Maira menelan saliva. "Baik, Pak." Ternyata tujuannya untuk biaya perbaikan. Maira berdoa semoga biayanya tidak mahal.
Kanz melepas kacamata bacanya. "Kau tidak bermaksud melarikan diri kan?" tanyanya menatap Maira.
Wanita itu menggelengkan kepala. "Meskipun saya akan mencicil biayanya, InsyaAllah akan saya bayar semua."
"Baguslah. Bagaimana hidungmu?" tanya Kanz yang tanpa disadari terus mengingat Maira semalaman.
"Sudah diobati, tidak apa-apa, Pak. Saya yang salah."
Kanz mengerutkan keningnya sedikit. Padahal Kanz yang salah, tapi Maira menarik kesalahannya dan mengambil beban tersebut.
"Ini uang pengobatanmu." Kanz menarik dua helai dari balik bukunya lalu mendorongnya ke arah Maira.
"Enggak, Pak. Tidak apa-apa." Maira merasa tidak enak hati karena kejadian mobilnya semalam.
“Ambillah, aku yang salah karena terlalu emosi sampai membuatmu seperti itu.” Kanz tetap memaksa Maira untuk mengambil uang pengobatan itu.
Maira tidak mau menerimanya karena merasa segan. Hanya mimisan karena benturan, biayanya juga tidak mahal. “Maaf, Pak, saya tidak bisa menerimanya.”
Kanz sedikit mengernyit, tampaknya ia berhadapan dengan wanita yang tidak mata duitan. “Baiklah. Kalau begitu, kembalilah bekerja, aku hanya mengingatkanmu agar tidak lari dari tanggung jawab.”
“InsyaAllah, Pak.” Maira kemudian permisi dan mengucapkan salam. “Assalamu’alaikum.”
"Wa'alaikumsalam." Kanz menjawabnya juga. Dalam batin Kanz, terselip rasa penyesalan saat ia mendorong Maira dengan kasar kemarin.
'Tapi kenapa dia menolak uang pengobatan ini? Apa dia anak orang kaya? Atau gengsinya yang terlalu tinggi?' ujarnya dalam hati tersenyum miring.
Drrtt.
Ponsel Kanz bergetar. Panggilan dari mamanya.
"Kanz, kau masih di Kafe?"
"Ya, Ma. Ada apa?"
"Mama akan ke sana. Ini udah mau dekat.”
"Oke." Kanz sedikit terkejut mendengarnya. Mamanya tidak pernah mengunjungi kafe ini semenjak berdiri dan terkenal seperti sekarang ini.

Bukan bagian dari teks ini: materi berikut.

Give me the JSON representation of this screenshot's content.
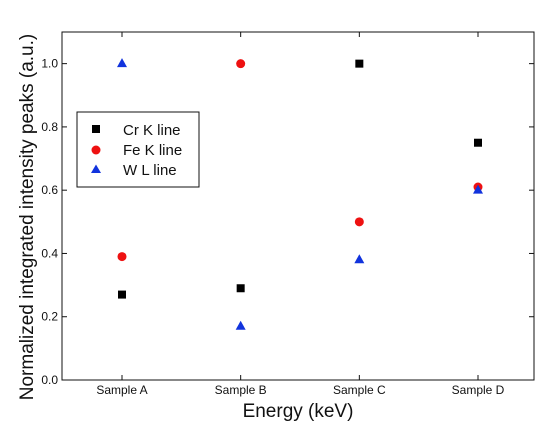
{
  "chart_data": {
    "type": "scatter",
    "xlabel": "Energy (keV)",
    "ylabel": "Normalized integrated intensity peaks (a.u.)",
    "categories": [
      "Sample A",
      "Sample B",
      "Sample C",
      "Sample D"
    ],
    "ylim": [
      0,
      1.1
    ],
    "yticks": [
      0.0,
      0.2,
      0.4,
      0.6,
      0.8,
      1.0
    ],
    "ytick_labels": [
      "0.0",
      "0.2",
      "0.4",
      "0.6",
      "0.8",
      "1.0"
    ],
    "grid": false,
    "legend_position": "left",
    "series": [
      {
        "name": "Cr K line",
        "marker": "square",
        "color": "#000000",
        "values": [
          0.27,
          0.29,
          1.0,
          0.75
        ]
      },
      {
        "name": "Fe K line",
        "marker": "circle",
        "color": "#ee1111",
        "values": [
          0.39,
          1.0,
          0.5,
          0.61
        ]
      },
      {
        "name": "W L line",
        "marker": "triangle",
        "color": "#1133dd",
        "values": [
          1.0,
          0.17,
          0.38,
          0.6
        ]
      }
    ]
  }
}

Kanz berhak punya firasat buruk akan niat mamanya mengunjungi tempat ini. Kanz segera turun untuk meminta karyawannya mengosongkan beberapa meja di lantai atas. Tujuannya untuk menjamu sang ibunda.
Kanz melihat ke sekeliling dan tidak menemukan Maira. Ia pun bertanya pada salah satu karyawannya.
"Di mana Maira?" Kanz berniat ingin meminta Maira untuk membuatkan makanan seperti yang dibuatnya tadi agar mamanya tidak merasa kecewa pada kualitas rasa makanan di kafenya.
"Maaf, Pak. Jam kerjanya hari ini selesai,” jawab wanita yang diajaknya bicara.
"Bukannya dia masuk sore pulang malam?"
"Dia menggantikan jadwal si Omen, Pak."
"Baiklah.” Kanz mengangguk. “Tolong kosongkan sisi luar kafe sekarang juga," pinta Kanz.
"Ta-Tapi ada tamu di sana, Pak?"
"Hanya satu orang kan?"
"Iya, Pak."
“Bisa gak ngurusnya? kalau gak bisa - biar aku yang turun tangan,” sindirnya dengan nada ketus. Wanita itu segera mengangguk dan langsung menunaikan tugasnya.
"Jika ada yang mencariku, segera kabari ke ruangan."
“Iya, Pak.”
Kanz duduk di kursi bar sembari melihat ke sekeliling. Kafenya ramai pengunjung, sekilas dirinya teringat pada Maira yang menolak uang pengobatan tadi.
“Anak itu, kenapa menolaknya? buat penasaran saja,” ucapnya pelan lalu menggeleng dan meraup napas panjang.